Beranda / Romansa / AIR MATA RINDU / Mau Pergi Sama-Sama?

Share

Mau Pergi Sama-Sama?

Penulis: Deshika Widya
last update Terakhir Diperbarui: 2025-07-13 11:41:38

Hari ini begitu berat kujalani. Kaki yang biasanya melangkah yakin, kini perlu diseret untuk bisa sampai di dapur yang masih sepi.

Ya, seperti inilah kegiatanku setiap hari. Memasak, mencuci, membersihkan seluruh penjuru rumah, dan pergi bekerja setelahnya.

Tangan tanpa tenaga ini mulai bergerak mengiris sayuran dengan pelan. Menimbulkan bunyi yang menemaniku di sini. Sekarang, aku sudah sedikit lebih tenang dibanding semalam.

Biar bagaimanapun, hidup harus tetap berjalan, bukan?

Setidaknya, aku harus bisa bertahan sampai keadaan benar-benar memungkinkan. Tenang saja, rencanaku untuk pergi dari sini tetap ada. Namun, akan kuutarakan nanti.

"Nggak usah masak banyak-banyak, Rin. Ibu sama mbakmu sudah pergi ke kota pagi sekali."

Suara Bapak membuat aku menoleh dengan dahi yang terlipat ke dalam. "Pergi sepagi ini? Mau apa, Pak?"

Kulihat, Bapak seperti ragu untuk menjawab. Pria kesayanganku itu tampak menghela napas panjang sembari mengambil duduk pada kursi.

"Mereka ...."

Kutatap mata sayu Bapak dengan keriput yang sudah terlihat jelas. Mata itu masih ragu untuk menjawab. Namun, aku tetap menunggu dengan sabar.

"Mereka ... pergi buat cari bahan."

Aku kembali mengernyit. Tak mengerti dengan jawaban Bapak. "Bahan? Bahan untuk apa, Pak?"

"Untuk ... membuat baju pengantin mbakmu."

Kali ini aku diam. Bibir ini pun terkunci rapat seolah tak mau lagi merespon apa-apa. Mungkin bibirku saja tahu betapa menjijikannya nama Mbak Zita.

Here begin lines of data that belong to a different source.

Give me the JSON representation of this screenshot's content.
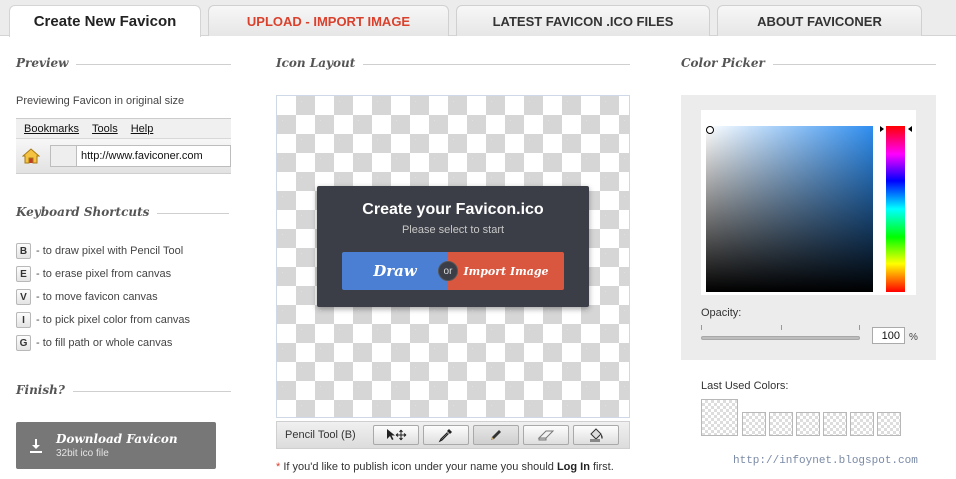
{
  "tabs": [
    {
      "label": "Create New Favicon",
      "active": true
    },
    {
      "label": "UPLOAD - IMPORT IMAGE",
      "active": false
    },
    {
      "label": "LATEST FAVICON .ICO FILES",
      "active": false
    },
    {
      "label": "ABOUT FAVICONER",
      "active": false
    }
  ],
  "preview": {
    "heading": "Preview",
    "caption": "Previewing Favicon in original size",
    "menu": [
      "Bookmarks",
      "Tools",
      "Help"
    ],
    "url": "http://www.faviconer.com"
  },
  "shortcuts": {
    "heading": "Keyboard Shortcuts",
    "items": [
      {
        "key": "B",
        "text": "- to draw pixel with Pencil Tool"
      },
      {
        "key": "E",
        "text": "- to erase pixel from canvas"
      },
      {
        "key": "V",
        "text": "- to move favicon canvas"
      },
      {
        "key": "I",
        "text": "- to pick pixel color from canvas"
      },
      {
        "key": "G",
        "text": "- to fill path or whole canvas"
      }
    ]
  },
  "finish": {
    "heading": "Finish?",
    "download_label": "Download Favicon",
    "download_sub": "32bit ico file"
  },
  "layout": {
    "heading": "Icon Layout",
    "modal_title": "Create your Favicon.ico",
    "modal_subtitle": "Please select to start",
    "draw_label": "Draw",
    "or_label": "or",
    "import_label": "Import Image",
    "tool_label": "Pencil Tool (B)",
    "tools": [
      "move-icon",
      "eyedropper-icon",
      "pencil-icon",
      "eraser-icon",
      "fill-bucket-icon"
    ],
    "active_tool": "pencil-icon",
    "note_star": "*",
    "note_text": " If you'd like to publish icon under your name you should ",
    "note_login": "Log In",
    "note_end": " first."
  },
  "color_picker": {
    "heading": "Color Picker",
    "opacity_label": "Opacity:",
    "opacity_value": "100",
    "opacity_unit": "%",
    "last_used_label": "Last Used Colors:",
    "hue_color": "#2f8ef0"
  },
  "credit": "http://infoynet.blogspot.com"
}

Tuhan ... bukan aku bersikap tak sopan. Tapi, sejak kejadian semalam, aku sama sekali tak memiliki rasa hormat untuk Mbak Zita lagi.

Aku ... benci.

Kulanjutkan kembali kegiatan yang sempat tertunda tadi. Sungguh, aku tak mau peduli lagi pada Mbak Zita juga Mas Dimas. Terserah mereka mau menikah atau apalah. Toh, tanpa mereka pun aku masih bisa hidup, kan?

"Rin ...."

"Hm?" Aku hanya menyahut panggilan Bapak dengan deheman. Masih dengan posisi yang sama hingga tak bisa melihat wajah Bapak.

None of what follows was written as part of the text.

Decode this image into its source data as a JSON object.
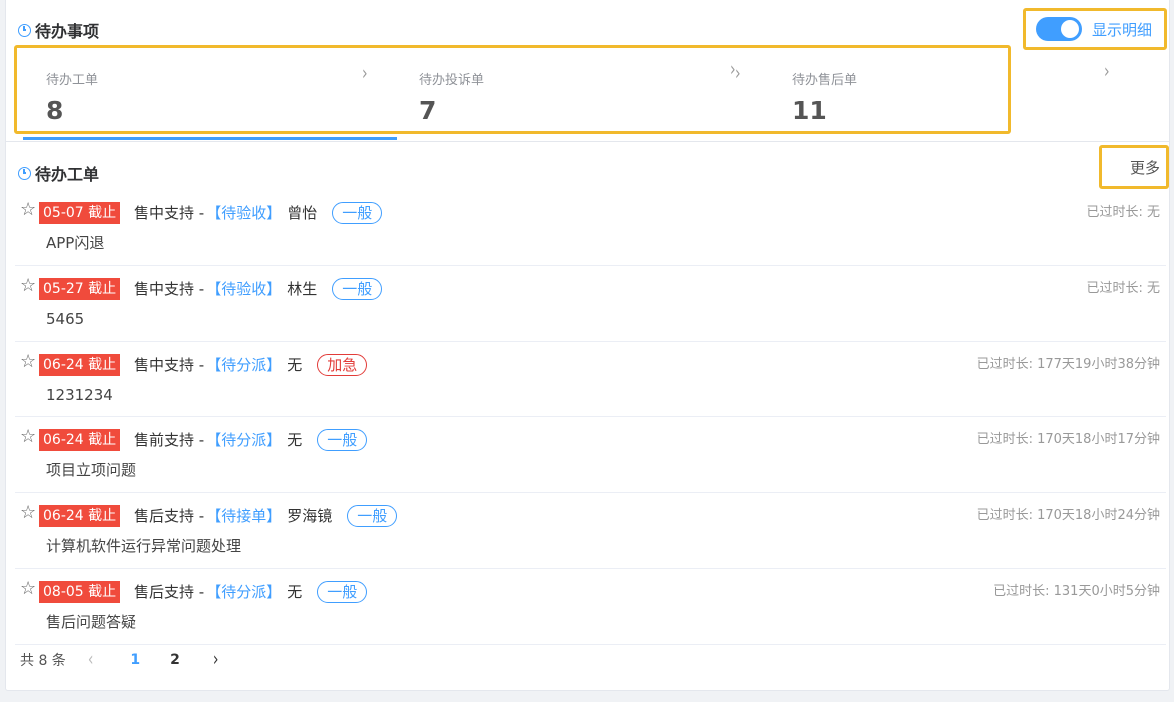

Ya, aku berdiri di samping kompor. Sedang Bapak duduk di kursi menghadap meja makan yang ada di belakangku saat ini.

"Kamu ... gak apa-apa, Nak?"

Kali ini aku tak menjawab, membiarkan pertanyaan Bapak menggantung di udara. Terdengar aneh memang, kenapa pria itu masih bertanya demikian? Tak tahukah hatiku sehancur apa semalam?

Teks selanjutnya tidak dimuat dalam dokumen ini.